Selected research projects and open-source contributions.
Eclair
First author of Eclair, a document-understanding model that extracts formatted text, tables, formulas, and reading order. Asymmetric design (larger vision encoder, lightweight decoder), no positional embeddings in the decoder, multi-token prediction, and a single prompt-controlled output format. Adopted across NVIDIA's pipelines for pre-training data (50B+ tokens) and VLM distillation; shipped as Nemotron Parse. Underpinned NVIDIA's Llama Nemotron Nano VL, which ranked first on OCRBench v2.
NVIDIA Nemotron Parse
Co-author of Nemotron Parse 1.1, the productized follow-up to my first-authored Eclair. Open weights, optimized NIM container, deployed via NVIDIA's build platform. v1.1 adds a token-compressed variant (20% speed gain), improved reading order, and longer output sequences.
NVIDIA Nemotron VLMs
NVIDIA's vision-language and omni-modal models, Nemotron Nano V2 VL and Nemotron 3 Nano Omni, for document understanding, long video, and reasoning. I work on their post-training (GRPO and on-policy distillation) and long-context evaluation (e.g.
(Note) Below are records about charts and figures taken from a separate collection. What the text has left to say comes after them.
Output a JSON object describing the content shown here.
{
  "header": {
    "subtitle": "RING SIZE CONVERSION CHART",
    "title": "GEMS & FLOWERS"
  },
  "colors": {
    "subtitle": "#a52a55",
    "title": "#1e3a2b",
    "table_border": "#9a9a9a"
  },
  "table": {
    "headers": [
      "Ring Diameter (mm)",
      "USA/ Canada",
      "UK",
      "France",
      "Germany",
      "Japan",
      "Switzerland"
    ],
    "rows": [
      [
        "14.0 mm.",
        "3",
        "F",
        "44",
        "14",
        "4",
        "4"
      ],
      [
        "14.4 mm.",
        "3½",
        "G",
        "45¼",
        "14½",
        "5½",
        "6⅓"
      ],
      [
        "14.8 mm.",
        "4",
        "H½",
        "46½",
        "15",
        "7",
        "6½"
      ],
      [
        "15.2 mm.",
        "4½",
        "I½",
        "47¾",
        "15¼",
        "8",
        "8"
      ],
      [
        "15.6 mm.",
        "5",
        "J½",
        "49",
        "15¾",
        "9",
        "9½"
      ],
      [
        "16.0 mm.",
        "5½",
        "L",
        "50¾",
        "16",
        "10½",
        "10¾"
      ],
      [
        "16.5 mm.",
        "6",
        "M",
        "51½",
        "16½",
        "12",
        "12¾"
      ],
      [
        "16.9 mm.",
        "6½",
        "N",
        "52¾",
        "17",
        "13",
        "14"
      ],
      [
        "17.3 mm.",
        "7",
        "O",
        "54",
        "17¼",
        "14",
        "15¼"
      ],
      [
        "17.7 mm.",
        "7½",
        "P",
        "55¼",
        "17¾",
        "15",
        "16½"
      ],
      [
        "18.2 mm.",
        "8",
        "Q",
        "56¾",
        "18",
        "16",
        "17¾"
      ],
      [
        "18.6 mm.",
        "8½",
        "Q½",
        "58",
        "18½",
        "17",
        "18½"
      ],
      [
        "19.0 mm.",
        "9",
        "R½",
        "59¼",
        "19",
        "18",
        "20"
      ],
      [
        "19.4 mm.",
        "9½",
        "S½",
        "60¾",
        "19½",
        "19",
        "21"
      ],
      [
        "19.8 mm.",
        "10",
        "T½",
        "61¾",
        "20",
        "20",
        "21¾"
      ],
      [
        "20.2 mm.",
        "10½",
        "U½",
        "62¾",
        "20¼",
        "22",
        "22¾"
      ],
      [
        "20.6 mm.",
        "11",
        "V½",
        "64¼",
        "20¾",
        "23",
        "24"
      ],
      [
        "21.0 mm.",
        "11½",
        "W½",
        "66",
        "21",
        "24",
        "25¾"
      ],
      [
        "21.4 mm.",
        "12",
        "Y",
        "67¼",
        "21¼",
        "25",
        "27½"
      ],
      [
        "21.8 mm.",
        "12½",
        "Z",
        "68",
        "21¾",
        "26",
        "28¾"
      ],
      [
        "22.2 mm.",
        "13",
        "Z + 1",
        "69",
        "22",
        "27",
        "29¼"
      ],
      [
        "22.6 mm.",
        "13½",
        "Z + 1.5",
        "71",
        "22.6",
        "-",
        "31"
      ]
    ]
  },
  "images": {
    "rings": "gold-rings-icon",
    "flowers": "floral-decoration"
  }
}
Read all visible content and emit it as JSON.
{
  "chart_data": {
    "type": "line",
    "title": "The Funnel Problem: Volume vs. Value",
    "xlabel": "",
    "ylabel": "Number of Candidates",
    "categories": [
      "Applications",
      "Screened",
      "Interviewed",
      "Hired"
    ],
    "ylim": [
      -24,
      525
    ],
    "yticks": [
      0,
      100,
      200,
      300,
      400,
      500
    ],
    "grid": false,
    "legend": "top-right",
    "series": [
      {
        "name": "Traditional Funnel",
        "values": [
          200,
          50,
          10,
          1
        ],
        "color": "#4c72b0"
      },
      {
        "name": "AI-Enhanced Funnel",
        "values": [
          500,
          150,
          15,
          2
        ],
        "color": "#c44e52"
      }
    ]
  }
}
MMLongBench); the models build on pre-trained backbones.
Eagle 2 (NVlabs)
Contributed to the token-compression design for dense OCR. Eagle2-9B matches 70B+ models and is the VLM backbone of NVIDIA's GR00T-N1 robotic foundation model.
Deep Learning Framework Comparisons
Benchmarking deep learning frameworks (TensorFlow, PyTorch, MXNet, CNTK, Keras, etc.) on common architectures. 1,700+ GitHub stars, contributions from framework creators.